魔界に転移させられて初めて出会い、そして、最初に絆隷とした男。
そう、男だ。
戦場にあっては常勝不敗。個人の武勇は当然。麾下の魔剣兵団を軍を指揮させても右に並ぶ者がいない。
黒騎士ラッシュフォードの名を知らぬのは、生まれたての子供か、曖昧になった老人ぐらいのもの。
全身、頭から爪先までフィーンドスチールの全身鎧に覆われ、その素顔は誰も知らない。
だが、何事にも例外はある。顔全体をすっぽり覆った兜の中には、涼やかな美貌ときらびやかな金髪が隠されていることを、主である俺だけは知っている。
ぶっちゃけ、地球のどんな俳優よりも美形だ。
男だけど。
男だけど。
というか、魔界には男しかいなかったんだよね!
「必ずや、陛下に魔界を献上いたします。それまでは、今しばらく猶予をいただきたく」
「陛下は、そのような努力目標をお聞きになりたいのではありませんよ、ラッシュフォード卿」
羽のついた扇子――軍師が持ってそうなあれ――を手にした、細面の男が、やんわりと。しかし、有無を言わせず遮った。
魔界参謀の異名を持つ――俺がつけたんじゃないぞ――アルラシオス。
俺がラッシュフォードの旧主を滅ぼし、魔界の一角を占拠した直後、多数の食客と一緒に臣下の礼をとってきた男。
知性を感じさせる瞳、穏やかで常に余裕を崩さない微笑み、聞く者を蕩けさす美声。
これまた、ラッシュフォードとは違ったベクトルで美形だ。
アニメだったら、確実に裏切るポジションだ。
あまりにも妖しかったが、設立直後のエリュシオンを運営の運営には、アルラシオスの協力は必要不可欠。食客ともども、喉から手が出るほど欲しかった。
だが、妖しい。
だから使ったのさ、魅了の魔眼を。
結果、戦乱渦巻く魔界の将来を真剣に憂えた、裏表のない男であることが判明した。
黒騎士ラッシュフォードを裏切らせた俺に、魔界を治める器を感じたらしいよ!
そういえば、最初にそんなこと言われたわ。妖しすぎて、まったく信じられなかったけどな!

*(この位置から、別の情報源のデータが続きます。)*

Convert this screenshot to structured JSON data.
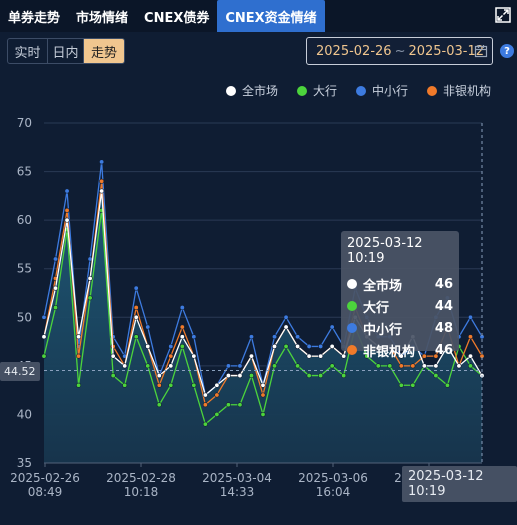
{
  "tabs": [
    {
      "label": "单券走势",
      "active": false
    },
    {
      "label": "市场情绪",
      "active": false
    },
    {
      "label": "CNEX债券",
      "active": false
    },
    {
      "label": "CNEX资金情绪",
      "active": true
    }
  ],
  "mode_buttons": [
    {
      "label": "实时",
      "active": false
    },
    {
      "label": "日内",
      "active": false
    },
    {
      "label": "走势",
      "active": true
    }
  ],
  "date_range": {
    "start": "2025-02-26",
    "separator": "~",
    "end": "2025-03-12"
  },
  "icons": {
    "expand": "expand-icon",
    "calendar": "calendar-icon",
    "help": "help-icon"
  },
  "help_glyph": "?",
  "crosshair": {
    "y_value": "44.52",
    "x_label": "2025-03-12 10:19"
  },
  "tooltip": {
    "title": "2025-03-12 10:19",
    "rows": [
      {
        "name": "全市场",
        "value": "46",
        "color": "#ffffff"
      },
      {
        "name": "大行",
        "value": "44",
        "color": "#4cd43c"
      },
      {
        "name": "中小行",
        "value": "48",
        "color": "#3d7be0"
      },
      {
        "name": "非银机构",
        "value": "46",
        "color": "#f07a2a"
      }
    ]
  },
  "chart_data": {
    "type": "line",
    "ylim": [
      35,
      70
    ],
    "y_ticks": [
      "70",
      "65",
      "60",
      "55",
      "50",
      "45",
      "40",
      "35"
    ],
    "x_tick_labels": [
      {
        "date": "2025-02-26",
        "time": "08:49"
      },
      {
        "date": "2025-02-28",
        "time": "10:18"
      },
      {
        "date": "2025-03-04",
        "time": "14:33"
      },
      {
        "date": "2025-03-06",
        "time": "16:04"
      },
      {
        "date": "2025-03-10",
        "time": "08:48"
      }
    ],
    "grid": true,
    "legend_position": "top-right",
    "series": [
      {
        "name": "全市场",
        "color": "#ffffff",
        "values": [
          48,
          53,
          60,
          48,
          54,
          63,
          46,
          45,
          50,
          47,
          44,
          45,
          48,
          46,
          42,
          43,
          44,
          44,
          46,
          43,
          47,
          49,
          47,
          46,
          46,
          47,
          46,
          50,
          48,
          47,
          47,
          46,
          48,
          45,
          45,
          47,
          45,
          46,
          44
        ]
      },
      {
        "name": "大行",
        "color": "#4cd43c",
        "values": [
          46,
          51,
          59,
          43,
          52,
          61,
          44,
          43,
          48,
          45,
          41,
          43,
          47,
          43,
          39,
          40,
          41,
          41,
          44,
          40,
          45,
          47,
          45,
          44,
          44,
          45,
          44,
          49,
          46,
          45,
          45,
          43,
          43,
          45,
          44,
          43,
          47,
          45,
          44
        ]
      },
      {
        "name": "中小行",
        "color": "#3d7be0",
        "values": [
          50,
          56,
          63,
          47,
          56,
          66,
          48,
          46,
          53,
          49,
          44,
          47,
          51,
          48,
          42,
          43,
          45,
          45,
          48,
          43,
          48,
          50,
          48,
          47,
          47,
          49,
          47,
          53,
          50,
          48,
          48,
          46,
          47,
          46,
          50,
          52,
          48,
          50,
          48
        ]
      },
      {
        "name": "非银机构",
        "color": "#f07a2a",
        "values": [
          48,
          54,
          61,
          46,
          54,
          64,
          47,
          45,
          51,
          47,
          43,
          46,
          49,
          46,
          41,
          42,
          44,
          44,
          46,
          42,
          47,
          49,
          47,
          46,
          46,
          47,
          46,
          51,
          48,
          47,
          47,
          45,
          45,
          46,
          46,
          49,
          45,
          48,
          46
        ]
      }
    ]
  }
}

「貴公が、両者の被害を少なくすることにこだわるから、遅延しているのではないかッ」
「なにを仰る。至極当然のことではありませぬか、ラッシュフォード卿」
「被害のない勝利などありえぬ。それが、戦というものだ」
「エリュシオン筆頭ともあろうお方が、志の低い。陛下に申し訳ないとは思わないのですか?」
ぐぎぎぎぎと、兜の向こうから歯ぎしりの音が聞こえてきそうだ。腰巾着めとでも、思っているんだろう。

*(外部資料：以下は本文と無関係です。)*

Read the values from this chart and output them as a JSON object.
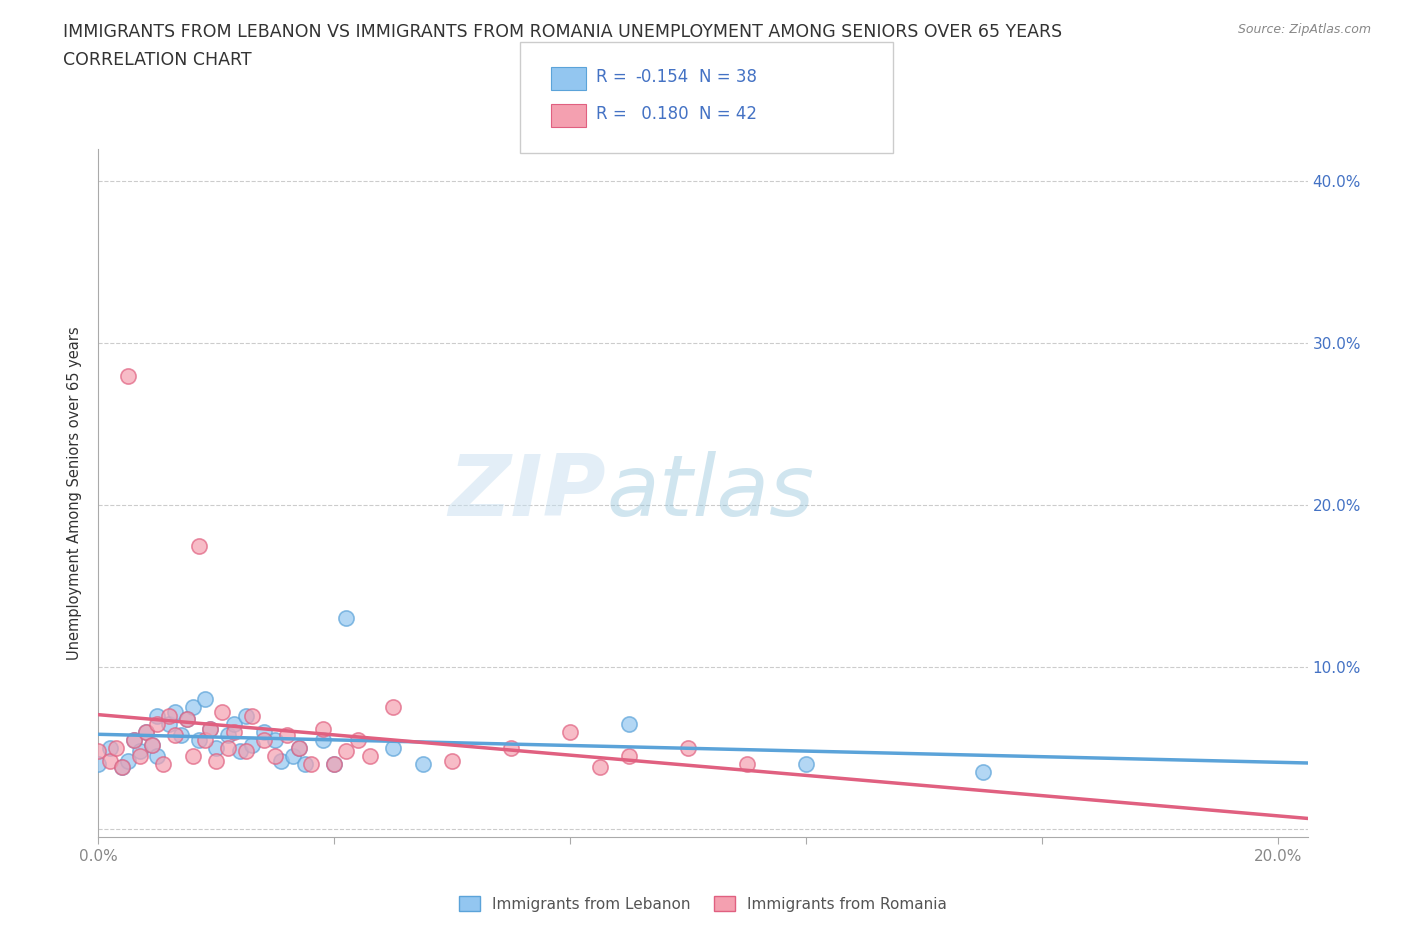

実は、アルラシオスにだけは、将来の計画を伝えてある。他の師団長に伝えなかったのは、あまり先を見せすぎても混乱させるだけだろうからという配慮だったのだが……。
この二人の対立は、それが裏目に出てしまっている。
違いはそれだけ、どっちも間違っていないし、俺のために尽くそうとしているのは間違いない。
見てて、めっちゃ胃が痛くなるけどな!
「のう、主殿」
両者の対立と俺の胃痛が深刻化しかけた、そのとき。
「どっちも殺して、ワシに兵権をすべて預けぬか?」
にたぁと笑って物騒なことを言ったのは、三番目の師団長。
「ワシに任せれば、大公主領ごとき、三日で飲み込んでくれるぞ。一乗谷のようにの」
「信長、戯れが過ぎるぞ」
「ワシは、本気なんだがのー」
ラッシュフォードとアルラシオスがどん引きしているのにも気づかず。いや、気づいていてもお構いなしに言う信長。

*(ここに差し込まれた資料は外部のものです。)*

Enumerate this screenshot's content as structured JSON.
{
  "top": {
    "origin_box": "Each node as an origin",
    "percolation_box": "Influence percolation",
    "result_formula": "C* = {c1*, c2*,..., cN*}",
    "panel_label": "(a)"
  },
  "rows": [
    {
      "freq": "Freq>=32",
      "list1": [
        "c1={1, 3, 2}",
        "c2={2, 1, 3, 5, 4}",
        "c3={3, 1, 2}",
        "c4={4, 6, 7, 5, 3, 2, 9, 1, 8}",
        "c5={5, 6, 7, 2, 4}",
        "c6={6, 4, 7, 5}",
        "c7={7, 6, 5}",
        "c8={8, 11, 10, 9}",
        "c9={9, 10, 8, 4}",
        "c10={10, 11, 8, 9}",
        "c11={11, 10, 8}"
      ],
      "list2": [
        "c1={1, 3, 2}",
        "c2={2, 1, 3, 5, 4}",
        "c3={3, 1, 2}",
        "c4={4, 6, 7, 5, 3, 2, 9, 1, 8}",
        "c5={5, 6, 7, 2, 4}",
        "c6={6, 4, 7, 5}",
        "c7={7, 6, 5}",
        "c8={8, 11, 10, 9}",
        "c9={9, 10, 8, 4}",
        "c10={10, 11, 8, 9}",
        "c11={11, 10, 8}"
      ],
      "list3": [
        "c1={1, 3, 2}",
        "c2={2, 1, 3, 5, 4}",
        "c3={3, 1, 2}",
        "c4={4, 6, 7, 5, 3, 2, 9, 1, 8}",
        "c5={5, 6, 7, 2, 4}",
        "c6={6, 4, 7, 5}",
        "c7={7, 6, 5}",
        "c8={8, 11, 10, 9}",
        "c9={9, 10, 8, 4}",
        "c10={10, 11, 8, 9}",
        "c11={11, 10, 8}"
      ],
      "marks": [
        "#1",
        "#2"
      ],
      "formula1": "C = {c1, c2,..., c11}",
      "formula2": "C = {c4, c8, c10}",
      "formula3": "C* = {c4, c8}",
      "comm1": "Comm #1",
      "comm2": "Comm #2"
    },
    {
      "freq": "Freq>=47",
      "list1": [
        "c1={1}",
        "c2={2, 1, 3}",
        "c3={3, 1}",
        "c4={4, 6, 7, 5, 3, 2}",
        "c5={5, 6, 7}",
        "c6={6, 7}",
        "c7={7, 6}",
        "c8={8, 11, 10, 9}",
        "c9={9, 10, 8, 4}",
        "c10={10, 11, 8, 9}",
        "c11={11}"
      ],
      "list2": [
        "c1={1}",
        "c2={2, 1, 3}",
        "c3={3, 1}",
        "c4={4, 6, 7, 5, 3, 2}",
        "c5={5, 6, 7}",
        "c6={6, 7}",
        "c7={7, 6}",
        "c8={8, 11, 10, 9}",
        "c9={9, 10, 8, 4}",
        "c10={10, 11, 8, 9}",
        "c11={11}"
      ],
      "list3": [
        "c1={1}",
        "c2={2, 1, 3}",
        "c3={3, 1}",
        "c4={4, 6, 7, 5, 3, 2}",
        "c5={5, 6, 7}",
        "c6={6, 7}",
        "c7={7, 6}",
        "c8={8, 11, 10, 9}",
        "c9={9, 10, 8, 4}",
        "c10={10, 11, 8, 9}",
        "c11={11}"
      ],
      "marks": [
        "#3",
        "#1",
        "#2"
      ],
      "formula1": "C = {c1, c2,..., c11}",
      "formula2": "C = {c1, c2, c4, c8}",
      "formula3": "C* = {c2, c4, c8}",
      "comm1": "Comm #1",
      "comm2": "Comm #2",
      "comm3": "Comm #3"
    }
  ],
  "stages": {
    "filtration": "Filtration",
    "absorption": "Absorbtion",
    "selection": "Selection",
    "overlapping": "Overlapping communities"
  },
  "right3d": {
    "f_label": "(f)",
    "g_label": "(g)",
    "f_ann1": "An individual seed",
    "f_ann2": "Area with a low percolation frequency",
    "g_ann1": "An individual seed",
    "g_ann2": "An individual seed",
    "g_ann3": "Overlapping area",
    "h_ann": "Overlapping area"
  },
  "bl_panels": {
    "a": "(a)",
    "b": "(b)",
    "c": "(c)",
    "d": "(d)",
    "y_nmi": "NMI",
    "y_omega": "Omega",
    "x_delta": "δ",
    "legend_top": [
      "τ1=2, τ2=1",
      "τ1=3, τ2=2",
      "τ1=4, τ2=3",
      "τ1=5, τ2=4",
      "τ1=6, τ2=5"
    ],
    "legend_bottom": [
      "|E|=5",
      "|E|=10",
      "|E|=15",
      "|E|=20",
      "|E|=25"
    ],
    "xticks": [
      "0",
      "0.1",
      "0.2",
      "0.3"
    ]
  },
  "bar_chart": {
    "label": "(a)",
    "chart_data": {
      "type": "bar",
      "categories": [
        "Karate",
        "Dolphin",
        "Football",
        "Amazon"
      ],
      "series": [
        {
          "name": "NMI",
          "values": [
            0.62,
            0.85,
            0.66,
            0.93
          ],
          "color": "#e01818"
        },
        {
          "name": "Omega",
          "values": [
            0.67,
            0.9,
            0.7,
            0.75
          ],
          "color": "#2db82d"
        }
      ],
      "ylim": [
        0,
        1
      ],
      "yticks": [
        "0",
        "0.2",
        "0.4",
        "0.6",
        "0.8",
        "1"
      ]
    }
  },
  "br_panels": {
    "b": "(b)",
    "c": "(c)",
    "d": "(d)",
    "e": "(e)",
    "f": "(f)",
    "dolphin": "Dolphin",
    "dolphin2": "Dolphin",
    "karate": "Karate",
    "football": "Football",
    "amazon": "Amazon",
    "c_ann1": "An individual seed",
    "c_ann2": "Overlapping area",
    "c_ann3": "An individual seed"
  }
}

身長はあまり高くない。それどころか、華奢で女顔ですらある。
日本が世界に誇るフリー素材、織田信長。ご本人である。本人が言ってたから、間違いない。
本能寺で焼け死んだ織田信長が、どうして魔界にいるのか。
話せば長くなるのだが、案の定地獄へ落ちた信長は、そこで亡者を集めて閻魔大王に反乱を起こしたそうだ。
頭おかしい。
しかも、もっと頭おかしいことに、成功しかけたらしい。
だが、地獄の天下を取る寸前、罠にかかって軍団ごと異世界――この魔界へ送られたそうだ。
意外と気さくなヤツで、子孫がフィギュアスケートの選手になったって教えてやったら、爆笑してた。
まあでも、それはそれって戦を仕掛けられたときは、戦国時代の恐ろしさを垣間見たね。あいつら、全員バーサーカーだよ。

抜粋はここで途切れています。